Paradoxalmente, isso está acontecendo em um dos países mais ricos do mundo, graças ao seu predomínio insuperável em ciência e tecnologia. Mas os "educadores" de Kansas não pararam por ai. Suas decisões também atingiram também qualquer conhecimento que possa contestar a interpretação literal do Velho Testamento, como por exemplo, as evidências do registro fóssil e geológico (os fundamentalistas acreditam, por exemplo, que o Universo foi criado há exatos 6.996 anos atrás, e portanto refutam a existência de rochas, fósseis e outros registros datados de milhões ou bilhões de anos atrás, em total e absurda oposição ao conhecimento objetivo sobre a história do Universo e da Terra…)

É impressionante (e trágico) que, apesar de todas as esmagadoras comprovações científicas a favor da evolução (uma das teorias científicas mais bem estabelecidas na história intelectual da humanidade), ainda existam pessoas que não acreditem nela. A revolução da genética moderna aprofundou nosso conhecimento de como se dá a evolução e estabeleceu firmemente os mecanismos pelas quais ela se processa, tornando-se um conceito unificador e central em Biologia. Na realidade, a coisa é muito pior: estatísticas recentes feitas nos EUA demonstraram que quase 50% da população daquele país aceita como verdadeira a versão bíblica de que todas as espécies vivas foram criadas simultaneamente por Deus, inclusive o homem, em um determinado momento, e que, portanto a evolução longa e gradativa a partir de ancestrais comuns seria falsa.

O movimento criacionista, como é chamado, tentou inicialmente colocar nos currículos escolares e nos livros didáticos a idéia bíblica da Criação em pé de igualdade com as teorias científicas. Falhou, pois recursos impetrados pelos cientistas e professores nas cortes superiores do país bloquearam a constitucionalidade dessa medida. Agora, voltam à carga tentando eliminar a teoria científica da evolução dos currículos escolares, deixando efetivamente os professores sem o que ensinar a respeito da origem das espécies. Nesse ponto, como mostrou o acontecimento em Kansas, eles têm tido mais sucesso, pois em muitos estados têm maioria nos conselhos educacionais que decidem o conteúdo curricular no ensino primário e secundário. Somente serão repelidos se os defensores da ciência conseguirem neutralizar seus esforços através de campanhas públicas ou tentarem retomar o poder nos conselhos. Caso contrário, será a volta de um obscurantismo sem precedentes desde a época da Inquisição!

Os Estados Unidos parece ser o único país ocidental onde o fundamentalismo religioso cristão é tão militante e parece ter tanta força. Em julho de 1925 ocorreu o famoso "Monkey Trial" (Julgamento do Macaco), na cidade de Dayton, Tennesse, no qual o acusado era um professor secundário de 25 anos de idade, John Scopes, que tinha violado uma lei estadual que proibia o ensino das teorias darwinistas nas escolas públicas. Leis semelhantes estavam sendo passadas em 15 outros estados americanos, marcando uma época de grande conservadorismo religioso, na chamada "Bible Belt" (cinturão da Bíblia), ou seja, estados sulinos e do meio-oeste onde as seitas fundamentalistas predominavam (e ainda predominam, pelo visto.

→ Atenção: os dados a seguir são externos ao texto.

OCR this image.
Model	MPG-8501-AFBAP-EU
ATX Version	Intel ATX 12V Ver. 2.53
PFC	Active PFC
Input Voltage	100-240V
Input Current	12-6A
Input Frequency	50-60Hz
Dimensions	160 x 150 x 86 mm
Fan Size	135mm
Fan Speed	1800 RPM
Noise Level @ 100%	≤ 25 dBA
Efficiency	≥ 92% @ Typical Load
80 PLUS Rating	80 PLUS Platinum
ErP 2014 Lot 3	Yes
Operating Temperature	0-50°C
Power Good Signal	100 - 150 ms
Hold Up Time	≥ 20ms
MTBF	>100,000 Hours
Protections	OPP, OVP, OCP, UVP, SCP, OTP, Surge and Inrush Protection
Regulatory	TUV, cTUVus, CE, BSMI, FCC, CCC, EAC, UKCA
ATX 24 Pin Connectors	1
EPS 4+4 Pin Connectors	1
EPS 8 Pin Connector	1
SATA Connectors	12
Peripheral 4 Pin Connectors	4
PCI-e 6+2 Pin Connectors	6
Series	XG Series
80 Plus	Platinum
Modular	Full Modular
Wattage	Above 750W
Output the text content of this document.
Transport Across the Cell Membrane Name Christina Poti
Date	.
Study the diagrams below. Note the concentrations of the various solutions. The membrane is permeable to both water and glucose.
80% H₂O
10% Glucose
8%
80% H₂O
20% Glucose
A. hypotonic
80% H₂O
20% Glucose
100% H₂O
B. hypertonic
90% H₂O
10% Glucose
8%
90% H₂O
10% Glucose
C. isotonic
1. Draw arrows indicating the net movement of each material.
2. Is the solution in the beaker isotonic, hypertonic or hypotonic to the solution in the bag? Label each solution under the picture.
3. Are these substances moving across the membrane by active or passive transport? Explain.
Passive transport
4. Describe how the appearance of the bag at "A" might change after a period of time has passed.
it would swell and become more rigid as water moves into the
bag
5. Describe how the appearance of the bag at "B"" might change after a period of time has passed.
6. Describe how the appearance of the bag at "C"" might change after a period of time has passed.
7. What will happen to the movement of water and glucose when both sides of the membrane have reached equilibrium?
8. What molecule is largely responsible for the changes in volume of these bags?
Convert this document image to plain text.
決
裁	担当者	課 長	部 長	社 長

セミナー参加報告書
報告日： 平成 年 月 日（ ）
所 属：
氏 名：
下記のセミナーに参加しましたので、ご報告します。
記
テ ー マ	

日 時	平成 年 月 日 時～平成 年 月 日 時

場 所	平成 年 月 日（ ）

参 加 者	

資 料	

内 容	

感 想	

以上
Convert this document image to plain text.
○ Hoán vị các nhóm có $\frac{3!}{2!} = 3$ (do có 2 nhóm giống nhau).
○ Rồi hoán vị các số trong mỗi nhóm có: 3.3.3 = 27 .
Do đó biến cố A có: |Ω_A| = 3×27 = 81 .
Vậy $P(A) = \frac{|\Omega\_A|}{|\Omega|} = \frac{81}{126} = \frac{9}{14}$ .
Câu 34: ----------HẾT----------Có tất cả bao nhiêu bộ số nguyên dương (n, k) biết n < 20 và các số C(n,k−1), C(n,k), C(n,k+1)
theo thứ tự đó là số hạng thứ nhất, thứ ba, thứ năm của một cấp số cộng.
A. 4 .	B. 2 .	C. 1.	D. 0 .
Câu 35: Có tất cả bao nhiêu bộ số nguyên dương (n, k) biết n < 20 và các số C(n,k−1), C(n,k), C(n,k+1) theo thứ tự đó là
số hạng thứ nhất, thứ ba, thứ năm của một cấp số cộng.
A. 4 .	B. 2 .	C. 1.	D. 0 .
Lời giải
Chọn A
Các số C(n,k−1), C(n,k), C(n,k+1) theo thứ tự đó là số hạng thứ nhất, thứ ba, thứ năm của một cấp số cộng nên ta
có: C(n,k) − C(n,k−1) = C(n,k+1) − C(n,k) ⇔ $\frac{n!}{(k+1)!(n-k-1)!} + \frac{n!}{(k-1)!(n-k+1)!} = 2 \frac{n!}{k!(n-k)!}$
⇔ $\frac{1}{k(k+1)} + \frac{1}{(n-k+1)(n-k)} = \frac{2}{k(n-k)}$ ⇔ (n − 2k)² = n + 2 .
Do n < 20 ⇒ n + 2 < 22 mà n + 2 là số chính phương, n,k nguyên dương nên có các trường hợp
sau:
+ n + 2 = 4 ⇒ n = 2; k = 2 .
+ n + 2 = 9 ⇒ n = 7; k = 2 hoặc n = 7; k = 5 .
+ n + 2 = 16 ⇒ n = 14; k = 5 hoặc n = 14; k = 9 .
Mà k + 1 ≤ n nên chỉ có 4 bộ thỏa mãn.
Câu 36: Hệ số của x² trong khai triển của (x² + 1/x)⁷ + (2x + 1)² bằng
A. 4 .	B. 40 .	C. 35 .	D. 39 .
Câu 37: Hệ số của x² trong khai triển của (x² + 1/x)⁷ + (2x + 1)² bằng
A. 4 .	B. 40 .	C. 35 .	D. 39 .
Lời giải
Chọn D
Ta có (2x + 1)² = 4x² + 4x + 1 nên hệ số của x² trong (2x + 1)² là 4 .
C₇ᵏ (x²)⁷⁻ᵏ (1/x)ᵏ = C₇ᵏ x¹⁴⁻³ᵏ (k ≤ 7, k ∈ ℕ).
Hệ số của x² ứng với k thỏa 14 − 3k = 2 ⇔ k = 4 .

Apesar do escândalo provocado pelo caso Scopes, a legislatura de Tennessee cancelou a lei apenas 38 anos depois…).
 
 
 
John Scopes
 

O julgamento foi simbólico, mas atraiu enorme atenção de toda a mídia na época. Envolveu um formidável embate entre dois dos maiores advogados americanos, Clarence Darrow (um agnóstico, democrata liberal, defensor das liberdades individuais) e Williams Jennings Bryan (três vezes candidato à presidência pelos setores conservadores e fundamentalistas, auto-proclamado cruzado contra o ensino da teoria da evolução nas escolas). Darrow arrasou Bryant e a promotoria, expondo todas as inconsistências da Bíblia, mas mesmo assim Scopes acabou considerado culpado por um júri formado basicamente por fazendeiros brancos de meia idade, e teve que pagar uma multa. O julgamento foi útil para acordar à nação e o mundo para o conflito e serviu para liquidar com as leis em andamento em 13 estados (apenas o Tennessee e o o Mississipi as aprovaram).

Será que teremos que assistir a um julgamento semelhante, quase que no final do milênio da descoberta e do conhecimento? É altamente condenável a insistência da religião organizada nos EUA de impingir a sua fé a uma maioria, violando os preceitos institucionais da separação entre Estado e religião, e as liberdades individuais. Os pais de crianças de outras religiões, ou que não têm religião, são agredidos frontalmente, e têm seus direitos de ensino independente e livre da ciência limitados por um bandinho de fanáticos. Os macacos teriam vergonha de saber que têm descendentes assim…
 

Para Saber Mais

 

Correio PopularPublicado em: Jornal Correio Popular, Campinas, 20/8/99.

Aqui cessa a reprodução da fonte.